In reaching this conclusion, the Court emphasizes that plaintiffs have presented no evidence that LLMD instituted the state court lawsuit in bad faith or solely as a subterfuge to divulge the amount of the settlement of the 1989 lawsuit. LLMD is represented by counsel in the state court. Under Rule 3.1 of the Pennsylvania Rules of Professional Conduct, "a lawyer shall not bring ... a proceeding or assert ... an issue therein, unless there is a basis for doing so that is not frivolous." Plaintiffs do not contend that the state court lawsuit is frivolous.

This Court recognizes that confidentiality is often essential to the settlement of cases. The Court in no way minimizes the importance or denies the legitimacy of confidentiality provisions. Yet, in the final analysis, it is the language of the settlement agreement that governs. The Court will not enjoin disclosure where it is not specifically prohibited by the settlement agreement. The agreement in this case, according to its plain meaning, does not prevent a party from bringing a bona fide lawsuit in which the settlement figure must necessarily be disclosed in order to obtain legal redress. Certainly all parties to the settlement must have *374 been aware of the distinct possibility of a lawsuit by LLMD against its expert for either breach of contract or negligence. The events in question had occurred in the courtroom before their very eyes. Had the parties wished to define more narrowly the "required by law" exception to confidentiality so as to deal with the present situation, they could have done so.

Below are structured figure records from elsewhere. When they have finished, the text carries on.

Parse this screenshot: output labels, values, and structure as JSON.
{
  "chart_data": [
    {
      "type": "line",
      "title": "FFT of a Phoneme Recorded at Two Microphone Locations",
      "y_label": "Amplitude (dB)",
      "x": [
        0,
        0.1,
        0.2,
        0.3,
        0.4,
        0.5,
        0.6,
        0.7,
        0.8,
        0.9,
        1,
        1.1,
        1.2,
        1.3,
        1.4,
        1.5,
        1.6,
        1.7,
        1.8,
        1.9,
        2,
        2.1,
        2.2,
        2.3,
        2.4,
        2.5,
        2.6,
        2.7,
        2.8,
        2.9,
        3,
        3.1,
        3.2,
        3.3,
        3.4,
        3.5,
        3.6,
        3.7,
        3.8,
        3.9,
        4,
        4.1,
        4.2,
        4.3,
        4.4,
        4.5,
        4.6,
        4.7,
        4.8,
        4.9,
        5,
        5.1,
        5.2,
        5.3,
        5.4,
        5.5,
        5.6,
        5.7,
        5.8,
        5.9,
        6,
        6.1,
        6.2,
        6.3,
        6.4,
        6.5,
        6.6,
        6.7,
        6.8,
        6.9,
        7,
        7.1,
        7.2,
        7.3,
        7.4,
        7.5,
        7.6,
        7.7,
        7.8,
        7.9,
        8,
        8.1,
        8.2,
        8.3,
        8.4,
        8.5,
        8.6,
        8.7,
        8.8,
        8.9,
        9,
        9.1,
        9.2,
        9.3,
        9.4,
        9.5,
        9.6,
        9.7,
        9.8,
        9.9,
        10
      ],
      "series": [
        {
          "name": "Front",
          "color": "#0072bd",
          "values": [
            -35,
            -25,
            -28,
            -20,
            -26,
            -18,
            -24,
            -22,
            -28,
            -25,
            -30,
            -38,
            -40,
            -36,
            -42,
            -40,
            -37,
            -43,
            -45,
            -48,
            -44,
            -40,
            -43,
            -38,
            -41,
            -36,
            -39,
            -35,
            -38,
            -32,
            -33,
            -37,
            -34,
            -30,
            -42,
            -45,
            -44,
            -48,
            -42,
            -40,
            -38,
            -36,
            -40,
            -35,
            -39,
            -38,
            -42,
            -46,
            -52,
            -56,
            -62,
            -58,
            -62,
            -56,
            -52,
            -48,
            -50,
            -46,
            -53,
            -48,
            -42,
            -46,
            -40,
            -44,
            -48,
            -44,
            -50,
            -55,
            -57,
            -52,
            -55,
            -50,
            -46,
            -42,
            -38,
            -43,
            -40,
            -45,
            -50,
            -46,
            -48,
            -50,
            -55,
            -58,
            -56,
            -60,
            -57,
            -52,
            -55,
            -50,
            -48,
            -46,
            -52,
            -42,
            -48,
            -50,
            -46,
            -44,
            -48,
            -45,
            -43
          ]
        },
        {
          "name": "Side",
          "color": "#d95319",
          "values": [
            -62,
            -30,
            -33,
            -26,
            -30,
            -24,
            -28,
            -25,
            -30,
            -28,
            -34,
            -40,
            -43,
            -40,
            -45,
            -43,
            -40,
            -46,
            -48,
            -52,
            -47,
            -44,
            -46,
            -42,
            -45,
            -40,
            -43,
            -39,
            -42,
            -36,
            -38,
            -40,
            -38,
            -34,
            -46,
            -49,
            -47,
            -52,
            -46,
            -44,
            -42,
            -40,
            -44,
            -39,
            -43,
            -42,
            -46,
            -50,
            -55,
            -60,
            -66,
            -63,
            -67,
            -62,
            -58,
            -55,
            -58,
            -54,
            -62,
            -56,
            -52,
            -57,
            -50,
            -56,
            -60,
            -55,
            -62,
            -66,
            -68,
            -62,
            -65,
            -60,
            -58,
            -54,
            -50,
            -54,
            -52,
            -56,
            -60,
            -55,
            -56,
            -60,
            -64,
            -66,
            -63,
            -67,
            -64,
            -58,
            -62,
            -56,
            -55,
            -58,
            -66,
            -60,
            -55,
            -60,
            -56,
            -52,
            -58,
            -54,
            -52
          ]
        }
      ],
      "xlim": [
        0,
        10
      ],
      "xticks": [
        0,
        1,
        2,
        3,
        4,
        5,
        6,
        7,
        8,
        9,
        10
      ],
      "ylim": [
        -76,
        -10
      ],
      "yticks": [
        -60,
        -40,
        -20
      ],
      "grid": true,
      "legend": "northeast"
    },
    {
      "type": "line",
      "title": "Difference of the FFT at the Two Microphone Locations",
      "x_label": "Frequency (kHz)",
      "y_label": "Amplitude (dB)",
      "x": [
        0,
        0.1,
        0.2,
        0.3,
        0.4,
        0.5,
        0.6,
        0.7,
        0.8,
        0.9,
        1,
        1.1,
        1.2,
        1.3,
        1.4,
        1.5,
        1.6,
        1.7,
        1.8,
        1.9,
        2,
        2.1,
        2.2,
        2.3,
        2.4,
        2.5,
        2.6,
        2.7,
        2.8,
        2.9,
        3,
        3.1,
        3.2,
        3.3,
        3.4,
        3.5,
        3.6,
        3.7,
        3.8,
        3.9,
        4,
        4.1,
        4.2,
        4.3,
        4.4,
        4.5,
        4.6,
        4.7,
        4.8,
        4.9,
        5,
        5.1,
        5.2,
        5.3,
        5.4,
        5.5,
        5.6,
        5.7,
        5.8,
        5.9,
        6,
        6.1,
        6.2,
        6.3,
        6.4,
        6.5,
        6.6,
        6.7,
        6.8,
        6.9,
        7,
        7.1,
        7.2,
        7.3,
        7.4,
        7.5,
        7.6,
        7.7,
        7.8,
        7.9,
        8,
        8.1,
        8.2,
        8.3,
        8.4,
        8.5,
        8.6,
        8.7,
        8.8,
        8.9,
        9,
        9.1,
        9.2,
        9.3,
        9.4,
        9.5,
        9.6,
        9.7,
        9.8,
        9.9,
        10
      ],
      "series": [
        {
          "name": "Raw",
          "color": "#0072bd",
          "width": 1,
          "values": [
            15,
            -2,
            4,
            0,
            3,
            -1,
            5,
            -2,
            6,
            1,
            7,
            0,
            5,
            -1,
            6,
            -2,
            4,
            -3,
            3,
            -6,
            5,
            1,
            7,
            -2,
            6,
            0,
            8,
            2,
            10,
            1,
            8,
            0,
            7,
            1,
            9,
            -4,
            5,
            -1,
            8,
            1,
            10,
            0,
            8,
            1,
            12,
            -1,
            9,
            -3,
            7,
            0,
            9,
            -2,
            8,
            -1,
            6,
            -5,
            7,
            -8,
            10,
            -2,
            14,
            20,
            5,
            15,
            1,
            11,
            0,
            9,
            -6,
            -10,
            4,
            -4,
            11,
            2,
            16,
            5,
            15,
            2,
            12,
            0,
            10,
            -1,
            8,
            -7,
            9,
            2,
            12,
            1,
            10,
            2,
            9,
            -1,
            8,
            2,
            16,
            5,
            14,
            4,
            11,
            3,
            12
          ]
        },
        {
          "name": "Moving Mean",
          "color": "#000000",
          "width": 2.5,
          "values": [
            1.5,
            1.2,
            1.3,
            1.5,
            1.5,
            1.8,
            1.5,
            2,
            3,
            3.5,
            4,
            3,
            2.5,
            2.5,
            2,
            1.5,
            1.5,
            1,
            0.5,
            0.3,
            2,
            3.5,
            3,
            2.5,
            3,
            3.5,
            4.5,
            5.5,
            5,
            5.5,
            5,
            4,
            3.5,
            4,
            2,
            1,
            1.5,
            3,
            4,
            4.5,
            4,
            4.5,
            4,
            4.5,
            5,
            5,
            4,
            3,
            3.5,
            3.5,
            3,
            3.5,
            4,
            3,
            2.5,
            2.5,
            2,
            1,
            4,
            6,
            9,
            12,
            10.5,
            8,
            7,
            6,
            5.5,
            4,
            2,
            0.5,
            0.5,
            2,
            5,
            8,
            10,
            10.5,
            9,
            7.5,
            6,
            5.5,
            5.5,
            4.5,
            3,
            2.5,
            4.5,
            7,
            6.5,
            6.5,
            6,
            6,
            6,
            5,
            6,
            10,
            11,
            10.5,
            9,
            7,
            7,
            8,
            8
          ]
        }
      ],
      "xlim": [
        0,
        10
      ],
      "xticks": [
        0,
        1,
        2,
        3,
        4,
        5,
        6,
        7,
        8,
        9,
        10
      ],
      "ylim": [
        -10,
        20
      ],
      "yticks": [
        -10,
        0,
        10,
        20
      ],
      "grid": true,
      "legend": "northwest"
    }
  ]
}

This Court's decision is not intended to intrude upon the jurisdiction of the Court of Common Pleas of Philadelphia County. The state court judge may, of course, enter a protective order in accordance with Rule 4012 of the Pennsylvania Rules of Civil Procedure. Nor will this Court interfere with any subsequent agreement of the parties to maintain, to the extent possible, the confidentiality of the financial terms of the prior settlement.

It is unnecessary for this Court to reach the other issues raised by LLMD.

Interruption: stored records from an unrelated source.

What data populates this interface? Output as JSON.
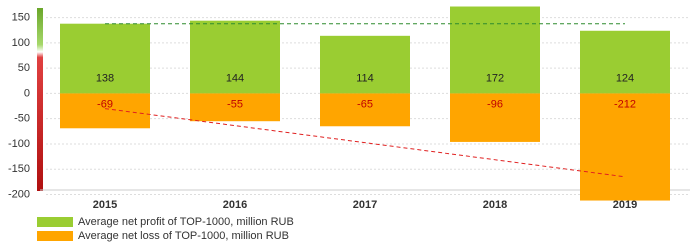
{
  "chart_data": {
    "type": "bar",
    "categories": [
      "2015",
      "2016",
      "2017",
      "2018",
      "2019"
    ],
    "series": [
      {
        "name": "Average net profit of TOP-1000, million RUB",
        "color": "#9acd32",
        "label_color": "#222222",
        "values": [
          138,
          144,
          114,
          172,
          124
        ]
      },
      {
        "name": "Average net loss of TOP-1000, million RUB",
        "color": "#ffa500",
        "label_color": "#c00000",
        "values": [
          -69,
          -55,
          -65,
          -96,
          -212
        ]
      }
    ],
    "trendlines": [
      {
        "color": "#2e8b2e",
        "values": [
          138,
          138
        ]
      },
      {
        "color": "#e02020",
        "values": [
          -30,
          -165
        ]
      }
    ],
    "ylim": [
      -205,
      175
    ],
    "yticks": [
      -200,
      -150,
      -100,
      -50,
      0,
      50,
      100,
      150
    ],
    "grid": true
  }
}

The request of plaintiffs for a final injunction will be denied.

NOTES

[1] USLIFE is presently known as All American Life Insurance Company.

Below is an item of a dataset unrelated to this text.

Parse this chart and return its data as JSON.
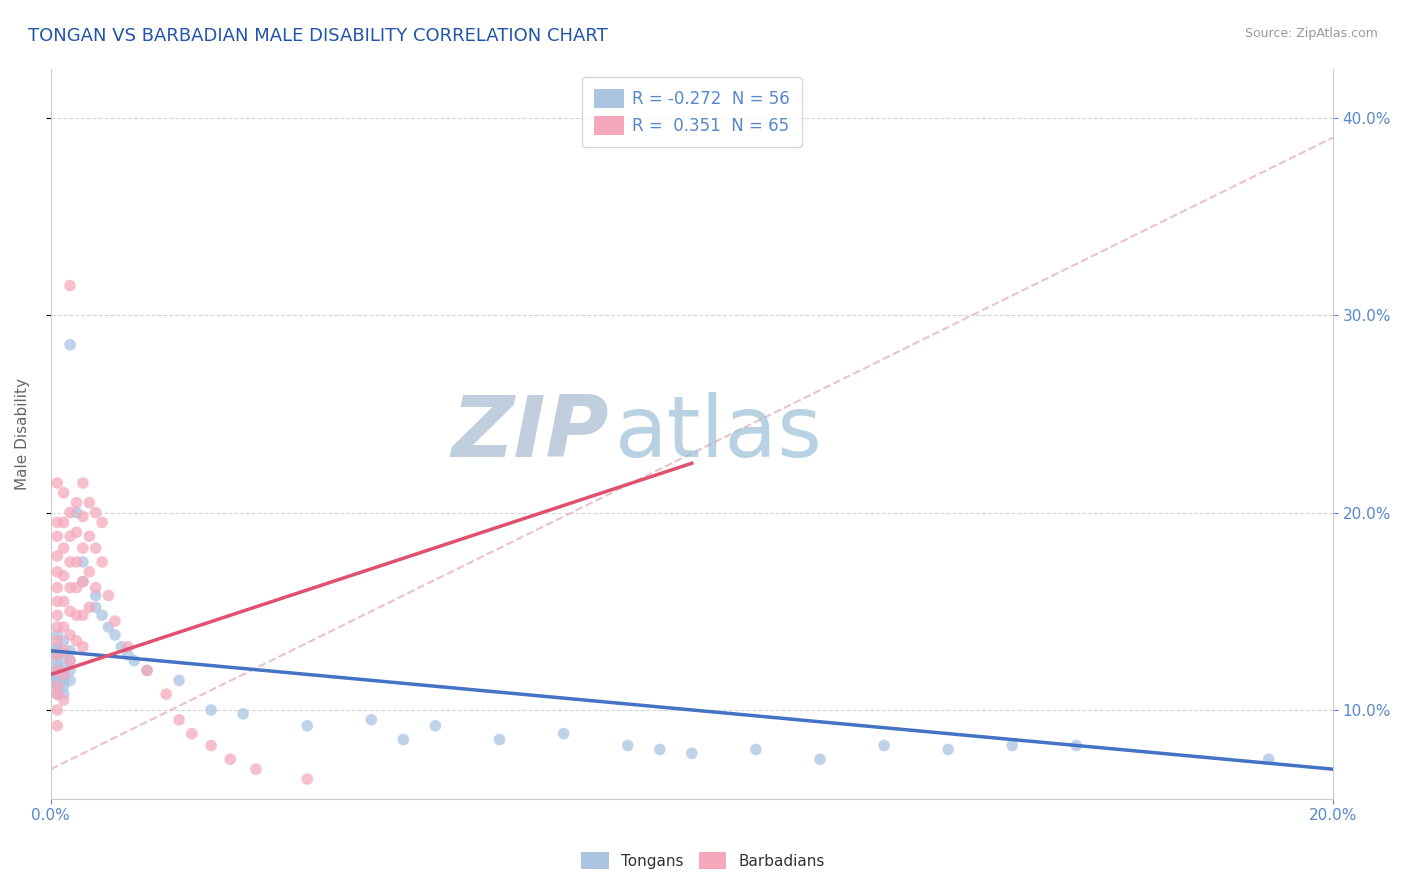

[2] 28 U.S.C. § 2283 provides:

A court of the United States may not grant an injunction to stay proceedings in a State court except as expressly authorized by Act of Congress, or where necessary in aid of its jurisdiction, or to protect or effectuate its judgments.

[3] Paragraph 15 states that "This Settlement Agreement and General Release shall be construed in accordance with the laws of the Commonwealth of Pennsylvania."